The mean time to exhaustion at critical power minus 10% was 23.93 ± 9.42 minutes. At critical power, Ss maintained exercise for only 12.76 ± 7.54 minutes. At critical power plus 10%, exhaustion occurred at 7.41 ± 4.18 minutes. There were significant, positive slope coefficients for electromyographic amplitude, electromyographic mean power frequency, and mechanomyographic amplitude, and non-significant slope coefficients for mechanomyographic mean power frequency at critical power minus 10% and critical power. At critical power plus 10%, electromyographic amplitude and mechanomyographic amplitude increased, while electromyographic mean power frequency and mechanomyographic mean power frequency decreased.
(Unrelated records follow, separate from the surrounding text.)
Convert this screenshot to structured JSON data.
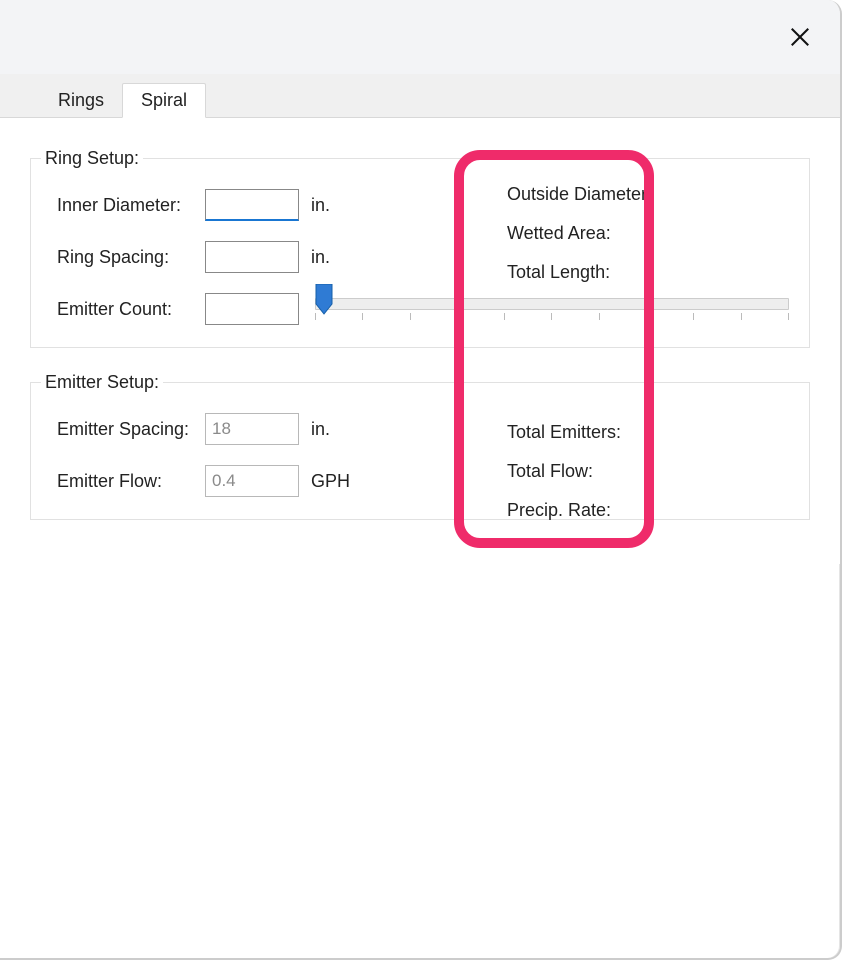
{
  "tabs": {
    "rings": "Rings",
    "spiral": "Spiral",
    "active": "spiral"
  },
  "ring_setup": {
    "legend": "Ring Setup:",
    "inner_diameter": {
      "label": "Inner Diameter:",
      "value": "",
      "unit": "in."
    },
    "ring_spacing": {
      "label": "Ring Spacing:",
      "value": "",
      "unit": "in."
    },
    "emitter_count": {
      "label": "Emitter Count:",
      "value": "",
      "unit": ""
    },
    "outputs": {
      "outside_diameter": "Outside Diameter:",
      "wetted_area": "Wetted Area:",
      "total_length": "Total Length:"
    }
  },
  "emitter_setup": {
    "legend": "Emitter Setup:",
    "emitter_spacing": {
      "label": "Emitter Spacing:",
      "value": "18",
      "unit": "in."
    },
    "emitter_flow": {
      "label": "Emitter Flow:",
      "value": "0.4",
      "unit": "GPH"
    },
    "outputs": {
      "total_emitters": "Total Emitters:",
      "total_flow": "Total Flow:",
      "precip_rate": "Precip. Rate:"
    }
  }
}
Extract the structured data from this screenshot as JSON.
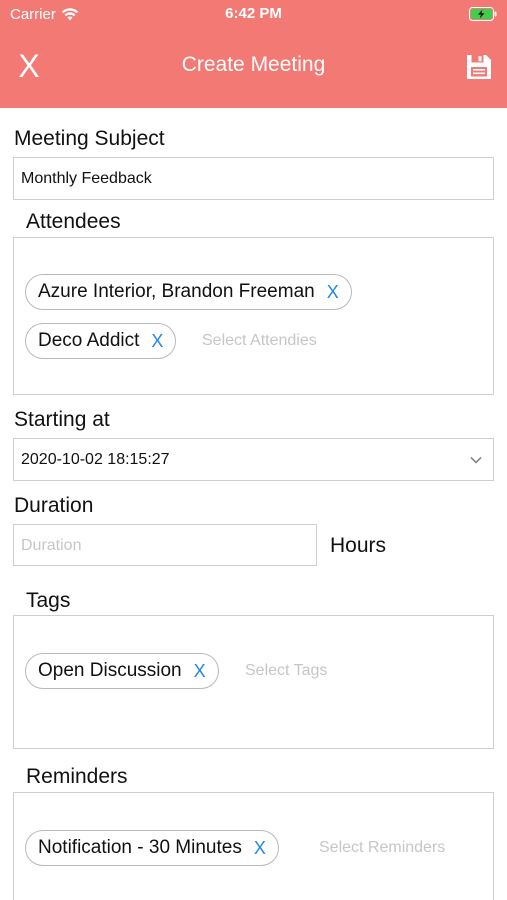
{
  "status_bar": {
    "carrier": "Carrier",
    "time": "6:42 PM"
  },
  "nav": {
    "close_label": "X",
    "title": "Create Meeting"
  },
  "subject": {
    "label": "Meeting Subject",
    "value": "Monthly Feedback"
  },
  "attendees": {
    "label": "Attendees",
    "chips": [
      {
        "text": "Azure Interior, Brandon Freeman",
        "remove": "X"
      },
      {
        "text": "Deco Addict",
        "remove": "X"
      }
    ],
    "placeholder": "Select Attendies"
  },
  "starting_at": {
    "label": "Starting at",
    "value": "2020-10-02 18:15:27"
  },
  "duration": {
    "label": "Duration",
    "placeholder": "Duration",
    "unit": "Hours"
  },
  "tags": {
    "label": "Tags",
    "chips": [
      {
        "text": "Open Discussion",
        "remove": "X"
      }
    ],
    "placeholder": "Select Tags"
  },
  "reminders": {
    "label": "Reminders",
    "chips": [
      {
        "text": "Notification - 30 Minutes",
        "remove": "X"
      }
    ],
    "placeholder": "Select Reminders"
  },
  "colors": {
    "header": "#f37a74",
    "chip_remove": "#1e88e5"
  }
}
**Implication.** At critical power minus 10% and critical power, the increases in electromyographic and mechanomyographic amplitude as well as electromyographic mean power frequency likely reflected the fatigue-induced recruitment of fast-twitch muscle fibers with faster conduction velocities. Above critical power, the fatigue-induced recruitment of additional motor units (i.e., an increase in electromyographic and mechanomyographic amplitude) was associated with decreases in action potential critical velocity and firing rate (i.e., decreases in electromyographic and mechanomyographic mean power frequency). In addition, exercise at critical power minus 10% and critical power were not sustainable for greater than 30 minutes for most Ss. Critical power did not demarcate fatiguing from non-fatiguing exercise intensities.